Aujourd'hui encore, les syndicats suisses soutiennent la libre circulation des personnes. Dans le cadre des négociations avec l'UE, ils demandent même un développement de la politique sociale sur la base de la directive sur la citoyenneté de l'Union européenne. Les mesures d'accompagnement pour la protection des salaires restent cependant décisives pour la poursuite du succès de la voie bilatérale.

Les mesures d'accompagnement protègent les salaires

Les mesures d'accompagnement décidées par l'Assemblée fédérale en octobre 1999 ont renforcé, dès leur entrée en vigueur le 1er juin 2004, les conditions de travail et les salaires dans les conventions collectives de travail, ainsi que dans les contrats-types de travail cantonaux ou nationaux. Elles garantissent en outre un logement et des repas adéquats aux travailleurs détachés, imposent des obligations aux entreprises générales, établissent des obligations d'annonce ainsi que des droits de contrôle et de sanction. En outre, elles ont élargi la loi sur l'extension du champ d'application des CCT.

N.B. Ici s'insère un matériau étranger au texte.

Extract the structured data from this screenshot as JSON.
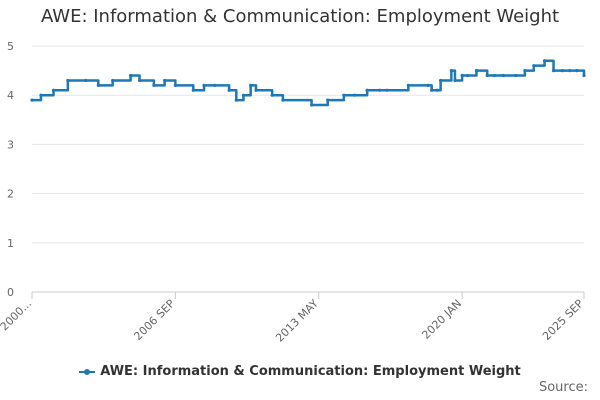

Seules ces mesures d'accompagnement ont permis de contrôler dans une large mesure le dumping salarial qui menaçait en raison de l'important écart salarial entre la Suisse et l'UE. Elles ont empêché la baisse du niveau des salaires suisses et ont ainsi permis l'acceptation  des Bilatérales par la population dans le cadre de plusieurs cycles d'élargissement.

L’amnésie dangereuse des employeurs

Aujourd'hui encore, 25 ans après les Bilatérales I, la protection des salaires est le thème central des négociations entre la Suisse et l'UE. En effet, la mobilité croissante, l'interdépendance économique au-delà des frontières nationales, la précarisation croissante des conditions de travail, par exemple par le biais du travail intérimaire, et les évolutions technologiques comme la numérisation augmentent constamment la pression sur les salaires. C'est pourquoi les mesures de protection des salaires devraient être étendues en permanence et non pas démantelées.

Une tentative dangereuse d'affaiblir les conventions collectives de travail

Mais les acquis de l'époque sont aujourd'hui violemment attaqués. L'attaque ne vient pas seulement des cercles de la Commission européenne, qui font passer les intérêts des entreprises de l'UE avant la protection des travailleurs de l'UE en Suisse et qui souhaitent affaiblir, voire supprimer, les possibilités de contrôle et de sanction dans notre pays. Une partie du patronat suisse et des partis bourgeois remettent également de plus en plus en question le système de contrôles et des conventions collectives de travail (CCT). Leur campagne contre l'extension des CCT, actuellement en cours au Parlement, en est un exemple.

Apparemment, ces milieux ont oublié ce que la plupart des employeurs avaient compris il y a 25 ans: la Suisse ne peut maintenir des relations bilatérales avantageuses pour elle que si les droits des travailleurs sont protégés et renforcés, le marché du travail suffisamment réglementé et les travailleurs de l'UE non discriminés. Car le Far West sur le marché du travail et le dumping salarial ne sont tout simplement pas du goût de la majorité de la population et finiront par isoler la Suisse. Ceux qui veulent affaiblir la protection des salaires jouent donc un jeu dangereux.